When I was a uni student, I was the queen of procrastination. I found so many ways to procrastinate you’d think someone was paying me (I wish someone had been!) and I’d convinced myself I needed the pressure of a deadline to do my best work.
But what they say is true – as you get older, you get wiser, and I soon came to grips with just how much my procrastination habit was holding me back! Thankfully, I figured out how to stop doing it and that’s what I’m going to share with you today. I’m not going to lie, I still procrastinate every now and again but I do it SO much less than I used to. Here’s the step-by-step process that works for me.
Why you procrastinate
Before you can stop procrastinating, it’s important to understand what procrastination is and what it is not. It is NOT laziness, it is not a lack of willpower, it is not a love of Netflix and it is not a short attention span. None of these things are the problem. Procrastination is simply something we do to avoid uncomfortable emotions like boredom, frustration, rejection, self-doubt, fear and anxiety. That’s it. Procrastination is just our way of avoiding discomfort.

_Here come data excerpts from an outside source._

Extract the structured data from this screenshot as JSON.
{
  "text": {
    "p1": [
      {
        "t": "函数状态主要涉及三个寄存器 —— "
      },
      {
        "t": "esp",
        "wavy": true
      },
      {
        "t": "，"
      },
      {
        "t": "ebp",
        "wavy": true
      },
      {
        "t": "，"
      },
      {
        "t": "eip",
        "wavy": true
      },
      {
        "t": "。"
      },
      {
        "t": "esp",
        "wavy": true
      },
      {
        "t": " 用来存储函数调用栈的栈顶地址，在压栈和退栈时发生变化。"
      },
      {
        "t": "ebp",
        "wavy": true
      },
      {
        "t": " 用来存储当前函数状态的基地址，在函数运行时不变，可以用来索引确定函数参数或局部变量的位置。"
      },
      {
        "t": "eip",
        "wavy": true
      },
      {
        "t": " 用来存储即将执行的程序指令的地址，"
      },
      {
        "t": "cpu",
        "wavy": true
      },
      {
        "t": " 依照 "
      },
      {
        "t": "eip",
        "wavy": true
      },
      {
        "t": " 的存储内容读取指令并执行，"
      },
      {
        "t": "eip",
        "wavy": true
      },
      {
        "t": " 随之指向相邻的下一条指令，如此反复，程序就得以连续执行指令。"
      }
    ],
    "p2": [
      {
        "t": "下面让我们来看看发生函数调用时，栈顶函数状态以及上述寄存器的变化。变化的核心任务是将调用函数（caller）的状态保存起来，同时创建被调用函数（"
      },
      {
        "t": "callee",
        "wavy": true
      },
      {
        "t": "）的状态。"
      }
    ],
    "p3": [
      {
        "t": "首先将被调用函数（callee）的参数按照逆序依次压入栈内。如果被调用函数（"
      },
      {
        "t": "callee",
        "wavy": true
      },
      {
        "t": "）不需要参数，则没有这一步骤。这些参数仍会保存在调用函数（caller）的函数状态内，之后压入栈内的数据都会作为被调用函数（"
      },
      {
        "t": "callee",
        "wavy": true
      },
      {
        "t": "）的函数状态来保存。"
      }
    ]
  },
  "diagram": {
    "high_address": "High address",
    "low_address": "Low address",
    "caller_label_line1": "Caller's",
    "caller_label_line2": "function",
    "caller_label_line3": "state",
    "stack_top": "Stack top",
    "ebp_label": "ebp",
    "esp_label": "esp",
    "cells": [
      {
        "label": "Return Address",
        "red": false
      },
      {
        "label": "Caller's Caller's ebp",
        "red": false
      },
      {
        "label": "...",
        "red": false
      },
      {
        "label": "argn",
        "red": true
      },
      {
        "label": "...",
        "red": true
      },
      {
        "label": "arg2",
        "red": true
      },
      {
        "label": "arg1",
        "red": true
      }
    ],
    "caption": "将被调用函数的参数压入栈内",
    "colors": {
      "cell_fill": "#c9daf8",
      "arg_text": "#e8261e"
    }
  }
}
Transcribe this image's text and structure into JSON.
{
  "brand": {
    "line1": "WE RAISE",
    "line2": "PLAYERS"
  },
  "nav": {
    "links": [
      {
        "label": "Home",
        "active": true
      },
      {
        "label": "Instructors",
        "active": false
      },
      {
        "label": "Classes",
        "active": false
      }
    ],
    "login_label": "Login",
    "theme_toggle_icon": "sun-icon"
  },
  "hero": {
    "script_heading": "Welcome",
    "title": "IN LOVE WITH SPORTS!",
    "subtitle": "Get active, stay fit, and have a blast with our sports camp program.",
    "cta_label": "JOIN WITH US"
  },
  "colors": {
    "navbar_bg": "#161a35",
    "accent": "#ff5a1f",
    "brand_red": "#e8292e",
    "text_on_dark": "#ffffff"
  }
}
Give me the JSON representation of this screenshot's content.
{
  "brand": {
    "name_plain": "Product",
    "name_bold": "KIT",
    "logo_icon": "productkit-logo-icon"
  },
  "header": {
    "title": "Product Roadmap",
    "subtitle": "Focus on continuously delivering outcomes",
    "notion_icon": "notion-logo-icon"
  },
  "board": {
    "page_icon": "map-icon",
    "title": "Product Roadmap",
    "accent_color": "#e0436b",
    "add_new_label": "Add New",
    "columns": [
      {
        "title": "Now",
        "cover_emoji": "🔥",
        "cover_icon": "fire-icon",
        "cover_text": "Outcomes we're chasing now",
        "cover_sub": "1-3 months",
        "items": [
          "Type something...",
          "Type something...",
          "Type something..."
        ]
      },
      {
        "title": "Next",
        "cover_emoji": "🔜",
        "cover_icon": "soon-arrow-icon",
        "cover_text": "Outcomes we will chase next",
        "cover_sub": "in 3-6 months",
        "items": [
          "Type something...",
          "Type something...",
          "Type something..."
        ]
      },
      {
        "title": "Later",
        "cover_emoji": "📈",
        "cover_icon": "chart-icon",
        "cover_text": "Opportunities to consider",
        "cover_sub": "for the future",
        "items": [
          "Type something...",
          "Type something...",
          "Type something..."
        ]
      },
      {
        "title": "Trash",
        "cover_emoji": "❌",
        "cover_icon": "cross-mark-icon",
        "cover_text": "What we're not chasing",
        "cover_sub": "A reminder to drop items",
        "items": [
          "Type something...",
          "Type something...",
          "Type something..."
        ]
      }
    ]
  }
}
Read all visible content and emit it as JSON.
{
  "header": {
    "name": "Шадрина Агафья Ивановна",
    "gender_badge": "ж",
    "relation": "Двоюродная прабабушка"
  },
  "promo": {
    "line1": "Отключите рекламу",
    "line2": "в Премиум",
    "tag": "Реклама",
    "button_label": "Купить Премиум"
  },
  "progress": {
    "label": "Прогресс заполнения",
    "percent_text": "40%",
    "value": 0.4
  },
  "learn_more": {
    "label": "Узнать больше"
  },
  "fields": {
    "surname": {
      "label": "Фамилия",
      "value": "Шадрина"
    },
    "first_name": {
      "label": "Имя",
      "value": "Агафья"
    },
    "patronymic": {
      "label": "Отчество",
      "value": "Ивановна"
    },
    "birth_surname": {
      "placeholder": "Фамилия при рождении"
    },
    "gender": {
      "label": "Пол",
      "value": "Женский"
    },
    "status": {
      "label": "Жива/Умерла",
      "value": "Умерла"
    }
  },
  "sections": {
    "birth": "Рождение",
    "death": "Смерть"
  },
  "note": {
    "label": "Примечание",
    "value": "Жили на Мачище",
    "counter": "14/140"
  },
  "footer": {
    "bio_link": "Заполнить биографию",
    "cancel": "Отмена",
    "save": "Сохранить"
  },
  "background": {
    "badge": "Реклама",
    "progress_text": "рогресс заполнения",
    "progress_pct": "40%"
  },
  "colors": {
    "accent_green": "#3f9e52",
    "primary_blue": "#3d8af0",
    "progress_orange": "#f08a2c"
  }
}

Procrastination is a habit
The more we practice avoiding uncomfortable emotions, the better we get at doing it. That’s why some people think they have a ‘natural’ tendency to procrastinate. They don’t. They’ve just created a habit of procrastination through constant repetition. The good news is that habit can be changed, here’s how:
STEP 1: Create a list
The first step to stopping procrastination is listing your favorite ways to procrastinate. This step is pretty damn easy, but it’s still important you take the time to do it! All you need to do is write a list of the things you do when you start feeling uncomfortable. Here are some examples: going on Pinterest, scrolling through Instagram, over-planning, over-editing, making excuses, eating, Netflix, YouTube – you get the idea!
STEP 2: Track your feelings
Now that you’ve listed your favorite ways to procrastinate, the second step is to figure out which uncomfortable or negative feelings lead you to these activities time and time again. I know – that doesn’t sound fun at all! Which is why I’ve created a procrastination tracker you can use the next time you’re trying to do a task that always ends in procrastination. Just download my free procrastination tracker so you can use it the next time you want to stop yourself procrastinating.
STEP 3: Set yourself a time limit
The third and final step is to call yourself out when you find yourself doing something on your list (Step 1) to avoid an uncomfortable feeling (Step 2). Easier said than done though, right? So to make it as easy as possible, I like to set myself a time limit for how long I need to focus on a certain task without getting distracted or procrastinating. And at the beginning, the shorter the better – I recommend aiming for only 20 minutes of focused work to begin with and building up from there!
If I find myself procrastinating, I write it down on my procrastination tracker and do my best to get back on task. It’s all about creating a new habit and that takes time, but I’m proof that it can be done. And it’s definitely worth it!